Ils versent ensuite aux débats un procès-verbal dressé par huissier le 2 avril 2019 dont le seul examen des clichés figurant en annexe, permettent de constater la réalité d'un bâtiment en état de chantier, complètement dévasté par les travaux en cours d'exécution et totalement inhabitable en l'état.
Le devis d'un montant total TTC de 20'992,40 € établi par la SARL MMA CONSTRUCTIONS désormais produit contradictoirement constitue de façon convaincante, une base d'indemnisation sachant que quoi qu'on dise Monsieur [R], l'état du bâtiment nécessite incontestablement une rénovation complète pour retrouver son habitabilité.

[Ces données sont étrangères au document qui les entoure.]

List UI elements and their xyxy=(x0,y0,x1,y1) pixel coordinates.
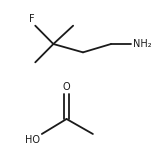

Ensuite, il résulte des déclarations faites à la gendarmerie le 25 octobre 2018 par Madame [A] [Y], occupant à titre gratuit depuis octobre 2015 d'un des appartements de l'immeuble litigieux, que sous la pression, elle a été amenée à verser à Monsieur [R], en liquide et sans reçu, la somme de 800 € pour les mois de juin, juillet et août et septembre. Ces loyers ayant été perçus, il y a lieu que leur montant soit restitué aux légitimes propriétaires des lieux.
En outre, les intimées font valoir pour justifier de leur demande d'indemnisation d'un montant de 30 000 €, la perte du mobilier garnissant autrefois l'immeuble litigieux et évalué dans le compromis à la somme de 20 000 €.
En considération de ces éléments, il convient de faire droit à leur demande.
Le jugement sera réformé en ce sens.
Sur les frais irrépétibles et les dépens :
Succombant, Monsieur [R] et la SCI U nostru paese sont condamnés à verser à leurs adversaires la somme de 5 000 € en application des dispositions de l'article 700 du code de procédure civile.
De même, ils supporteront les dépens d'appel.
PAR CES MOTIFS
La cour, statuant par arrêt contradictoire,
vu l'arrêt mixte en date du 8 novembre 2023,
- confirme le jugement déféré également en ce qu'il a condamné in solidum Mesdames [X] [M], [T] [M] épouse [W] et [L] [M] épouse [F], en leur qualité d'ayants droit à la succession de Monsieur [E] [M], à payer à la SCI U nostru paese et à Monsieur [R], la somme de 5 000 € au titre de la clause pénale,
- infirme le jugement déféré en ce qu'il a condamné in solidum la SCI U nostru paese et Monsieur [R] à payer à Mesdames [X] [M], [T] [M] épouse [W] et [L] [M] épouse [F], en leur qualité d'ayants droit à la succession de Monsieur [E] [M], la somme de 20 992,40 € à titre de dommages-intérêts,
et statuant à nouveau sur le point réformé,
- condamne in solidum la SCI U nostru paese et Monsieur [R] à payer à Mesdames [X] [M], [T] [M] épouse [W] et [L] [M] épouse [F], en leur qualité d'ayants droit à la succession de Monsieur [E] [M], la somme de 30 000 € à titre de dommages-intérêts,
et y ajoutant,
- condamne in solidum la SCI U nostru paese et Monsieur [R] à payer à Mesdames [X] [M], [T] [M] épouse [W] et [L] [M] épouse [F], la somme de 5 000 € sur le fondement des dispositions de l'article 700 du code de procédure civile,
- condamne in solidum la SCI U nostru paese et Monsieur [R] aux dépens d'appel.